Emperyalist güçlerin, işlerine gelmeyeni devirip kuklalarını göreve getirdiklerini artık sağır sultan bile öğrendi.
Türkiye de kendi haline bırakılmayacak kadar önemli bir ülkedir. O yüzden de kuruluşundan bu yana sürekli yakın takipte tutulmuş, gerek duyuldukça “uyarılmış” sonuç alınamazsa “silah”la yola getirilmiştir!
Ne var ki bu “muti” ülke son dönemde ayar tutmaz olmuştur!..
Tarlasına ekeceği haşhaş için bile izin isteyen, 70 cent’e muhtaç olduğu için IMF’nin kapısında bekleyen Türkiye gitmiş, batının sabıkalarını yüzüne vuran, gelişmiş dünyaya asma köprüler kuran bir ülke gelmiştir.
Cumhurbaşkanı Erdoğan’ın, şımarık çocuklarına çektiği “One minute” ayarı ve “Dünya 5’ten büyüktür” ifşaatları yüzyıllardır emek verdikleri(!) düzeni kökten sarsıyordu.
Üstelik de bu Kasımpaşalı, bütün sömürge coğrafyalarında bir kahraman olarak tanınıyor ve örnek alınıyordu.
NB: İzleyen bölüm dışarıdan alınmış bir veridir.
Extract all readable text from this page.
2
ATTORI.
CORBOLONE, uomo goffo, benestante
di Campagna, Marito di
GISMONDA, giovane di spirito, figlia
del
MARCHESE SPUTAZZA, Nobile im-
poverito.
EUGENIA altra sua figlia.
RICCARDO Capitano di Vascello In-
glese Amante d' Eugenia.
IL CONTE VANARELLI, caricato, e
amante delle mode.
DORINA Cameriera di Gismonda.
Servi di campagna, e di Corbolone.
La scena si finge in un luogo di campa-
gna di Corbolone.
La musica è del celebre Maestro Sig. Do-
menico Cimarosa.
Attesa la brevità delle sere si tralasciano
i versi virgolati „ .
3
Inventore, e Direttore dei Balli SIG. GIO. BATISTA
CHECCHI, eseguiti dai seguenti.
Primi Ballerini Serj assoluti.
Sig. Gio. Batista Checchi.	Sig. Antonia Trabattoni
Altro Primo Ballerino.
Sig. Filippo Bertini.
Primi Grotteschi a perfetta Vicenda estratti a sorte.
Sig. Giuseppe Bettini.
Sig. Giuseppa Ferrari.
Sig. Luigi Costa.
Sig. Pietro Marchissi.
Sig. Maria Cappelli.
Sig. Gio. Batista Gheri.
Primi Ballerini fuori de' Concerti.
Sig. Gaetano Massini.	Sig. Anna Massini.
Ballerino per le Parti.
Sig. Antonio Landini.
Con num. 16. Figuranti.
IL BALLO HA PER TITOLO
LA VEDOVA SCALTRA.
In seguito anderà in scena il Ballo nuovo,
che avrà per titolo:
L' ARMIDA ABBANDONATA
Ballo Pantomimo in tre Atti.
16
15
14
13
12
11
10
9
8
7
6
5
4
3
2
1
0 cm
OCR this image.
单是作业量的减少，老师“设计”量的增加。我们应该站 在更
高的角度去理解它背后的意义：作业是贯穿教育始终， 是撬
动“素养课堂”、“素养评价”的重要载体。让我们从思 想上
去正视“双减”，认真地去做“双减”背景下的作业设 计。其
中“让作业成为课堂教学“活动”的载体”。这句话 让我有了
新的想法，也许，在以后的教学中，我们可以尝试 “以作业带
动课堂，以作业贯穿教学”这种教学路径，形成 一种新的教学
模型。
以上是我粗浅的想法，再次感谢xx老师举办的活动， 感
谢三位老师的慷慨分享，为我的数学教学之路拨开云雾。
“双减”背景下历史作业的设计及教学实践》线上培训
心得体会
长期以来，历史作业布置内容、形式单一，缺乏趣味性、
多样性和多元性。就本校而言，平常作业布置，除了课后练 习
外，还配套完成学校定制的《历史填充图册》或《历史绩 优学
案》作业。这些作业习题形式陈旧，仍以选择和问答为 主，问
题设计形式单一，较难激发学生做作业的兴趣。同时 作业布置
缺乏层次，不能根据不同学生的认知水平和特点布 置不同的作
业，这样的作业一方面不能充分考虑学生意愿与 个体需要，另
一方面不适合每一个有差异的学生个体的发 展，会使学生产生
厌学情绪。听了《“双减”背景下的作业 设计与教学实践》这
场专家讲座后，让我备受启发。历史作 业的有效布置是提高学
Bu gidiş durdurulma- lıydı!..
Karar verildi: Erdoğan gitmeliydi!..
Karar verilmiş, kalem kırılmıştı.
Operasyon başlatıldı ve üzerine X işareti atıldı.
Artık o bir “yürüyen ölü”den ibaretti!
Nitekim kısa süre sonra üç-beş ağacın köküyle sökülmesi bütün Türkiye’yi kökünden sarstı.